United is trying something (not really) new to get passengers on the plane more quickly. It recently announced a logistics ploy it calls Wilma – shorthand for window-middle-aisle – that…
United is trying something (not really) new to get passengers on the plane more quickly.
It recently announced a logistics ploy it calls Wilma – shorthand for window-middle-aisle – that it claims will cut boarding times by four to five minutes, an eternity in the industry’s on-time takeoff sweepstakes. The idea is to fill the window seats in economy class first, then the middle seats, then the aisle seats, thereby eliminating the free-for-all chaos that clogs the cabin when passengers are sent in by row numbers.
It’s been tried before (by Shuttle at United, as well as others), and failed. Two reasons, the first of which is exemplified by this United statement:
United, a unit of the UAL Corporation, bristles at Mr. Boyd’s opinion. Wilma works, United claims. “Come on, haven’t you ever boarded a plane, and sat down in an aisle seat, only to have someone come up to you and say, ‘Excuse me, could I get past you?’ ” asked Robin Urbanski, a spokeswoman for United. “This just makes sense. It’s quicker and it’s more efficient.”
Except that people aren’t quick and efficient. Or, rather, group quickness and efficiency are not what individuals are after. The quickness of the boarding process is not what most people have in mind. Getting their stuff on and getting esconced in their seats is.

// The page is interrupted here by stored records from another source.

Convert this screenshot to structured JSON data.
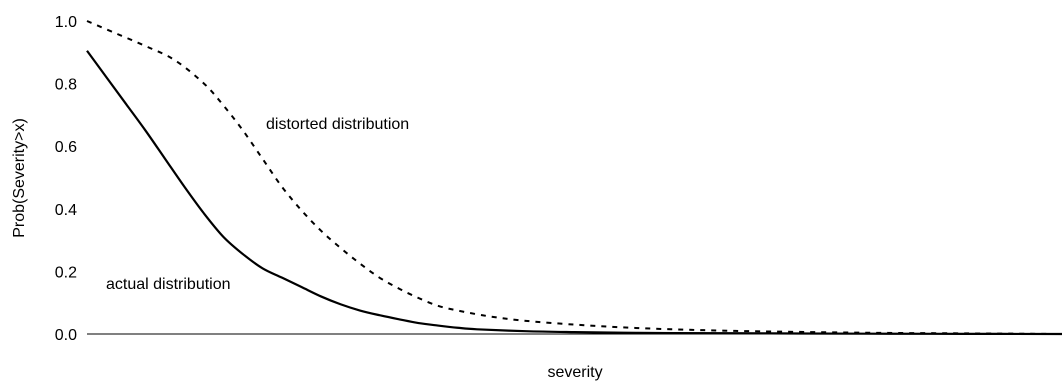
{
  "chart_data": {
    "type": "line",
    "title": "",
    "xlabel": "severity",
    "ylabel": "Prob(Severity>x)",
    "ylim": [
      0,
      1
    ],
    "xlim": [
      0,
      100
    ],
    "yticks": [
      "0.0",
      "0.2",
      "0.4",
      "0.6",
      "0.8",
      "1.0"
    ],
    "grid": false,
    "legend": "none",
    "series": [
      {
        "key": "actual",
        "style": "solid",
        "color": "#000000",
        "x": [
          0,
          2,
          4,
          6,
          8,
          10,
          12,
          14,
          16,
          18,
          20,
          22,
          24,
          26,
          28,
          30,
          32,
          34,
          36,
          38,
          40,
          45,
          50,
          55,
          60,
          70,
          80,
          90,
          100
        ],
        "y": [
          0.905,
          0.82,
          0.735,
          0.65,
          0.56,
          0.47,
          0.385,
          0.31,
          0.255,
          0.21,
          0.18,
          0.15,
          0.12,
          0.095,
          0.075,
          0.06,
          0.047,
          0.035,
          0.027,
          0.02,
          0.015,
          0.009,
          0.006,
          0.004,
          0.003,
          0.002,
          0.001,
          0.0005,
          0.0
        ]
      },
      {
        "key": "distorted",
        "style": "dashed",
        "color": "#000000",
        "x": [
          0,
          3,
          6,
          9,
          12,
          14,
          16,
          18,
          20,
          22,
          24,
          26,
          28,
          30,
          32,
          34,
          36,
          38,
          40,
          42,
          45,
          50,
          55,
          60,
          65,
          70,
          80,
          90,
          100
        ],
        "y": [
          1.0,
          0.96,
          0.92,
          0.875,
          0.8,
          0.73,
          0.65,
          0.56,
          0.47,
          0.395,
          0.33,
          0.275,
          0.225,
          0.18,
          0.145,
          0.115,
          0.09,
          0.075,
          0.063,
          0.053,
          0.042,
          0.03,
          0.021,
          0.015,
          0.011,
          0.008,
          0.004,
          0.002,
          0.0
        ]
      }
    ],
    "annotations": [
      {
        "text": "distorted distribution",
        "series": "distorted"
      },
      {
        "text": "actual distribution",
        "series": "actual"
      }
    ]
  }
}
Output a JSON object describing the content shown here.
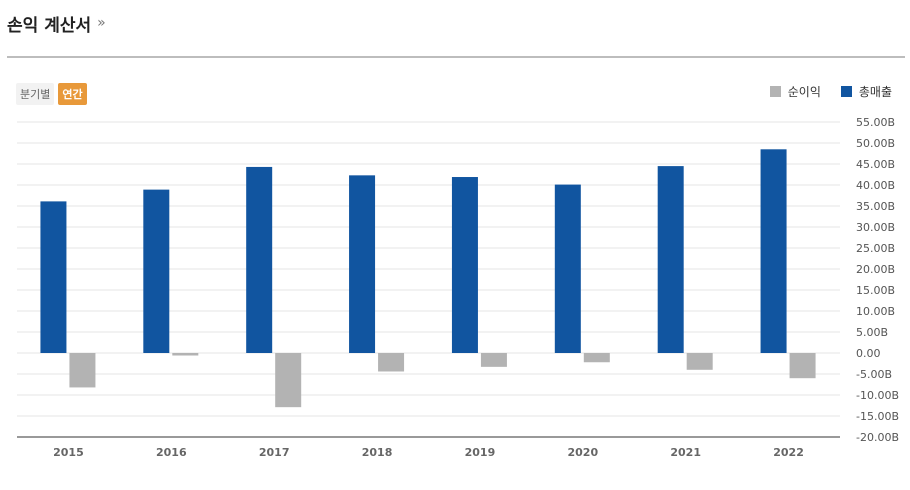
{
  "header": {
    "title": "손익 계산서",
    "more": "»"
  },
  "tabs": [
    {
      "label": "분기별",
      "active": false
    },
    {
      "label": "연간",
      "active": true
    }
  ],
  "legend": [
    {
      "label": "순이익",
      "color": "#b3b3b3"
    },
    {
      "label": "총매출",
      "color": "#1155a0"
    }
  ],
  "chart_data": {
    "type": "bar",
    "categories": [
      "2015",
      "2016",
      "2017",
      "2018",
      "2019",
      "2020",
      "2021",
      "2022"
    ],
    "series": [
      {
        "name": "총매출",
        "color": "#1155a0",
        "values": [
          36.1,
          38.9,
          44.3,
          42.3,
          41.9,
          40.1,
          44.5,
          48.5
        ]
      },
      {
        "name": "순이익",
        "color": "#b3b3b3",
        "values": [
          -8.2,
          -0.6,
          -12.9,
          -4.4,
          -3.3,
          -2.2,
          -4.0,
          -6.0
        ]
      }
    ],
    "ylim": [
      -20,
      55
    ],
    "yticks": [
      "55.00B",
      "50.00B",
      "45.00B",
      "40.00B",
      "35.00B",
      "30.00B",
      "25.00B",
      "20.00B",
      "15.00B",
      "10.00B",
      "5.00B",
      "0.00",
      "-5.00B",
      "-10.00B",
      "-15.00B",
      "-20.00B"
    ],
    "ytick_values": [
      55,
      50,
      45,
      40,
      35,
      30,
      25,
      20,
      15,
      10,
      5,
      0,
      -5,
      -10,
      -15,
      -20
    ],
    "grid": true,
    "legend_position": "top-right"
  }
}
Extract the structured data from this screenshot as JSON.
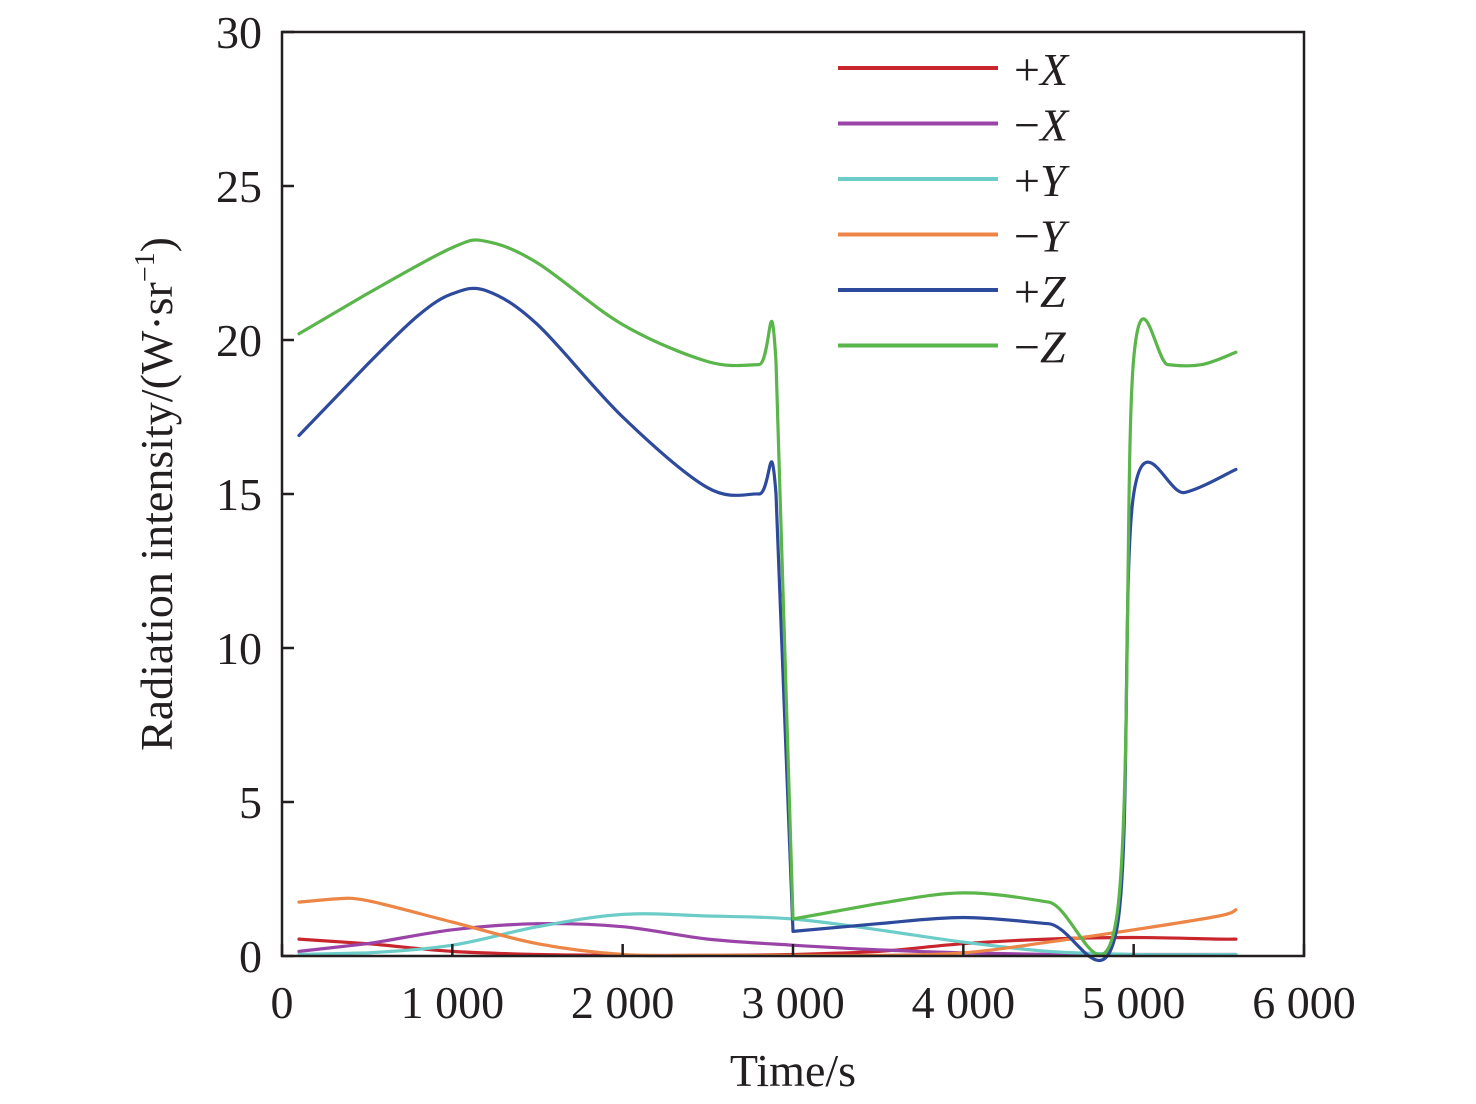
{
  "chart_data": {
    "type": "line",
    "xlabel": "Time/s",
    "ylabel_main": "Radiation intensity/(W·sr",
    "ylabel_sup": "−1",
    "ylabel_end": ")",
    "xlim": [
      0,
      6000
    ],
    "ylim": [
      0,
      30
    ],
    "xticks": [
      0,
      1000,
      2000,
      3000,
      4000,
      5000,
      6000
    ],
    "xtick_labels": [
      "0",
      "1 000",
      "2 000",
      "3 000",
      "4 000",
      "5 000",
      "6 000"
    ],
    "yticks": [
      0,
      5,
      10,
      15,
      20,
      25,
      30
    ],
    "ytick_labels": [
      "0",
      "5",
      "10",
      "15",
      "20",
      "25",
      "30"
    ],
    "grid": false,
    "legend_position": "top-right",
    "series": [
      {
        "name": "+X",
        "sign": "+",
        "axis": "X",
        "color": "#c8262c",
        "x": [
          100,
          500,
          1000,
          1500,
          2000,
          2500,
          3000,
          3500,
          4000,
          4500,
          5000,
          5500,
          5600
        ],
        "y": [
          0.55,
          0.4,
          0.15,
          0.05,
          0.02,
          0.02,
          0.05,
          0.15,
          0.4,
          0.55,
          0.6,
          0.55,
          0.55
        ]
      },
      {
        "name": "−X",
        "sign": "−",
        "axis": "X",
        "color": "#9b44a8",
        "x": [
          100,
          500,
          1000,
          1500,
          2000,
          2500,
          3000,
          3500,
          4000,
          4500,
          5000,
          5600
        ],
        "y": [
          0.15,
          0.4,
          0.85,
          1.05,
          0.95,
          0.55,
          0.35,
          0.2,
          0.1,
          0.05,
          0.05,
          0.05
        ]
      },
      {
        "name": "+Y",
        "sign": "+",
        "axis": "Y",
        "color": "#6ccdc8",
        "x": [
          100,
          500,
          1000,
          1500,
          2000,
          2500,
          3000,
          3500,
          4000,
          4500,
          5000,
          5600
        ],
        "y": [
          0.05,
          0.1,
          0.35,
          0.95,
          1.35,
          1.3,
          1.2,
          0.85,
          0.45,
          0.15,
          0.05,
          0.05
        ]
      },
      {
        "name": "−Y",
        "sign": "−",
        "axis": "Y",
        "color": "#ec8545",
        "x": [
          100,
          300,
          500,
          1000,
          1500,
          2000,
          2500,
          3000,
          3500,
          4000,
          4500,
          5000,
          5500,
          5600
        ],
        "y": [
          1.75,
          1.85,
          1.8,
          1.1,
          0.4,
          0.05,
          0.02,
          0.02,
          0.02,
          0.1,
          0.45,
          0.85,
          1.3,
          1.5
        ]
      },
      {
        "name": "+Z",
        "sign": "+",
        "axis": "Z",
        "color": "#2e4a9c",
        "x": [
          100,
          500,
          800,
          1000,
          1200,
          1500,
          2000,
          2500,
          2800,
          2900,
          3000,
          3500,
          4000,
          4500,
          4900,
          5000,
          5300,
          5600
        ],
        "y": [
          16.9,
          19.2,
          20.8,
          21.5,
          21.6,
          20.5,
          17.5,
          15.2,
          15.0,
          15.0,
          0.8,
          1.05,
          1.25,
          1.05,
          0.85,
          15.0,
          15.05,
          15.8
        ],
        "gap_after_index": 9
      },
      {
        "name": "−Z",
        "sign": "−",
        "axis": "Z",
        "color": "#5ab54a",
        "x": [
          100,
          500,
          1000,
          1200,
          1500,
          2000,
          2500,
          2800,
          2900,
          3000,
          3500,
          4000,
          4500,
          4900,
          5000,
          5200,
          5400,
          5600
        ],
        "y": [
          20.2,
          21.5,
          23.0,
          23.2,
          22.5,
          20.5,
          19.3,
          19.2,
          19.3,
          1.2,
          1.7,
          2.05,
          1.75,
          1.25,
          19.4,
          19.2,
          19.2,
          19.6
        ],
        "gap_after_index": 8
      }
    ]
  }
}
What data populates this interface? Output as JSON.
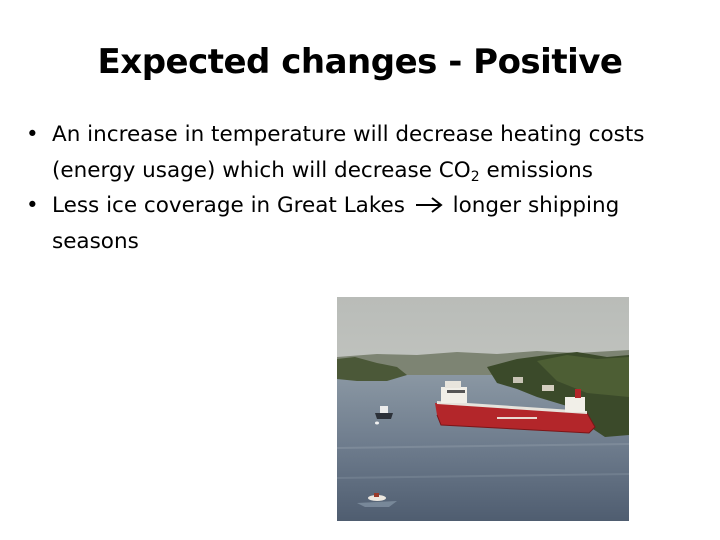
{
  "slide": {
    "title": "Expected changes - Positive",
    "bullets": [
      {
        "text_before_sub": "An increase in temperature will decrease heating costs (energy usage) which will decrease CO",
        "subscript": "2",
        "text_after_sub": " emissions"
      },
      {
        "text_before_arrow": "Less ice coverage in Great Lakes",
        "arrow_icon": "right-arrow-icon",
        "text_after_arrow": "longer shipping seasons"
      }
    ],
    "photo": {
      "subject": "red cargo freighter on a lake with islands",
      "colors": {
        "hull": "#b3262a",
        "water": "#6f7e8f",
        "sky": "#c9cbc8",
        "trees": "#3b4a2a"
      }
    }
  }
}
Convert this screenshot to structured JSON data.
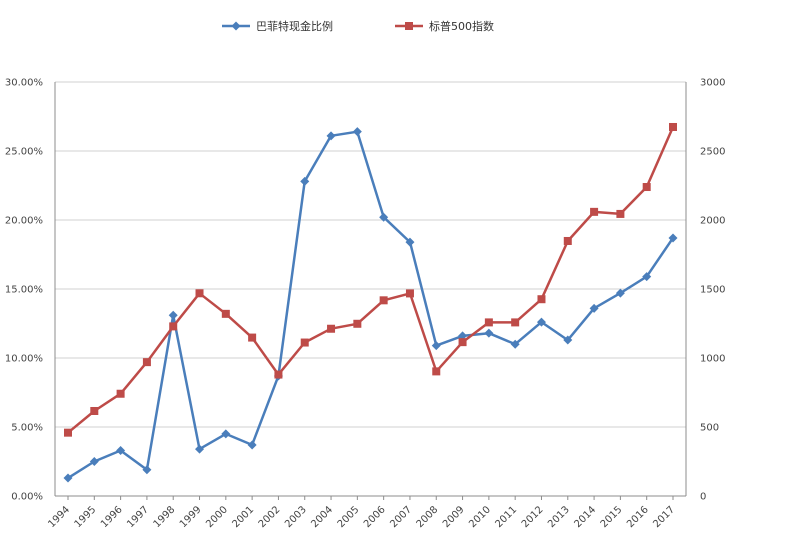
{
  "chart_data": {
    "type": "line",
    "title": "",
    "categories": [
      "1994",
      "1995",
      "1996",
      "1997",
      "1998",
      "1999",
      "2000",
      "2001",
      "2002",
      "2003",
      "2004",
      "2005",
      "2006",
      "2007",
      "2008",
      "2009",
      "2010",
      "2011",
      "2012",
      "2013",
      "2014",
      "2015",
      "2016",
      "2017"
    ],
    "y_left": {
      "ticks": [
        "0.00%",
        "5.00%",
        "10.00%",
        "15.00%",
        "20.00%",
        "25.00%",
        "30.00%"
      ],
      "range": [
        0,
        30
      ],
      "unit": "%"
    },
    "y_right": {
      "ticks": [
        "0",
        "500",
        "1000",
        "1500",
        "2000",
        "2500",
        "3000"
      ],
      "range": [
        0,
        3000
      ]
    },
    "grid": "horizontal",
    "legend_position": "top",
    "series": [
      {
        "name": "巴菲特现金比例",
        "axis": "left",
        "color": "#4a7ebb",
        "marker": "diamond",
        "values": [
          1.3,
          2.5,
          3.3,
          1.9,
          13.1,
          3.4,
          4.5,
          3.7,
          8.7,
          22.8,
          26.1,
          26.4,
          20.2,
          18.4,
          10.9,
          11.6,
          11.8,
          11.0,
          12.6,
          11.3,
          13.6,
          14.7,
          15.9,
          18.7
        ]
      },
      {
        "name": "标普500指数",
        "axis": "right",
        "color": "#be4b48",
        "marker": "square",
        "values": [
          459,
          616,
          741,
          970,
          1229,
          1469,
          1320,
          1148,
          880,
          1112,
          1212,
          1248,
          1418,
          1468,
          903,
          1115,
          1258,
          1258,
          1426,
          1848,
          2059,
          2044,
          2239,
          2674
        ]
      }
    ]
  }
}
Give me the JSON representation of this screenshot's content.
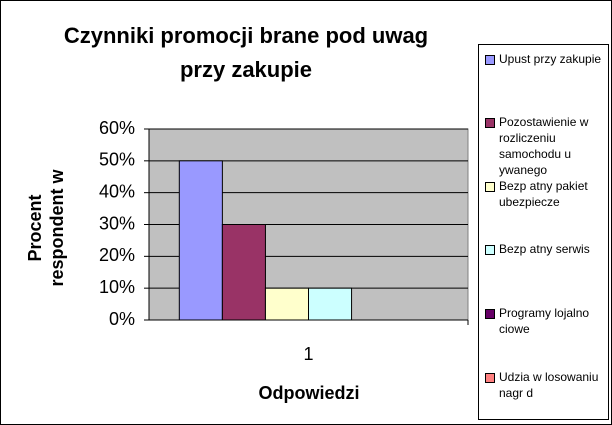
{
  "chart_data": {
    "type": "bar",
    "title": "Czynniki promocji brane pod uwag przy zakupie",
    "y_label": "Procent respondent w",
    "x_label": "Odpowiedzi",
    "categories": [
      "1"
    ],
    "series": [
      {
        "name": "Upust przy zakupie",
        "color": "#9999ff",
        "values": [
          50
        ]
      },
      {
        "name": "Pozostawienie w rozliczeniu samochodu u ywanego",
        "color": "#993366",
        "values": [
          30
        ]
      },
      {
        "name": "Bezp atny pakiet ubezpiecze",
        "color": "#ffffcc",
        "values": [
          10
        ]
      },
      {
        "name": "Bezp atny serwis",
        "color": "#ccffff",
        "values": [
          10
        ]
      },
      {
        "name": "Programy lojalno ciowe",
        "color": "#660066",
        "values": [
          0
        ]
      },
      {
        "name": "Udzia w losowaniu nagr d",
        "color": "#ff8080",
        "values": [
          0
        ]
      }
    ],
    "ylim": [
      0,
      60
    ],
    "yticks": [
      {
        "value": 0,
        "label": "0%"
      },
      {
        "value": 10,
        "label": "10%"
      },
      {
        "value": 20,
        "label": "20%"
      },
      {
        "value": 30,
        "label": "30%"
      },
      {
        "value": 40,
        "label": "40%"
      },
      {
        "value": 50,
        "label": "50%"
      },
      {
        "value": 60,
        "label": "60%"
      }
    ],
    "grid": true,
    "legend": "right"
  }
}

If everyone (a) had no luggage, and (b) was travelling alone, this would work. But where I’ve seen United trying Wilma, it’s failed, because they always:
a. Offer to let First Class, Business Class, Premier, 100K Mile, Silver, Gold, Platinum, Onyx, Plum, Ecru, Zinc, and Electrum passengers board first. While the two seat classification groups don’t affect this, the others get scattered all over the plane, leading to congestion.
b. Offer to let families board together. Well, they have to do that. Can’t let little Billy get kidnapped by wild dingos by going first or going last. So we still end up with Mom, Dad, Suzy, Billy, and Billy’s Baby Seat and Other Pieces of Carry-On slowly forging their way down the aisle, then stopping and blocking the aisle for five minutes while they get bodies, babies, and bags arranged.
(I can say that with confidence, because I’ve been in that situation, and been highly sensitive to how much I was blocking things.)
c. Let folks in with too much luggage. For all that they have the little “this is how much space you have” boxes out in the boarding area, and supposedly have rules and regs posted, folks still arrive with massive duffles and carry-ons and the like that they, inevitably, try to fit in over their heads (requests to the contrary notwithstanding) or then try, unsuccessfully, to stuff under their seats.
(And, yes, sometimes I abuse this a bit as well, though I think I’m better than about 90% of other fliers.)
As the article notes, if you’re going to have assigned seating, you need to do it back-to-front. Or you need to eliminate assigned seating (like Southwest) and let folks board and sit as they may (which still leads to congestion, but will still tend to cause all the folks to get into seats as quickly as they can — and rewards people for being there on time).
And you also need to restrict carry-ons. I mean seriously restrict them. One bag or case — including purses and briefcases — and everyone has to show it fits into the little shoebox before they board. And the ticket takers have to enforce it. Period. End of story and exceptions require an act of God. Anything more than that get checked on the Jetway and you can wait an extra ten minutes for it.
Sure, folks will complain (I’d complain) — but they’ll do it. And they’ll have plenty of overhead bin space and will be able to stretch out and relax.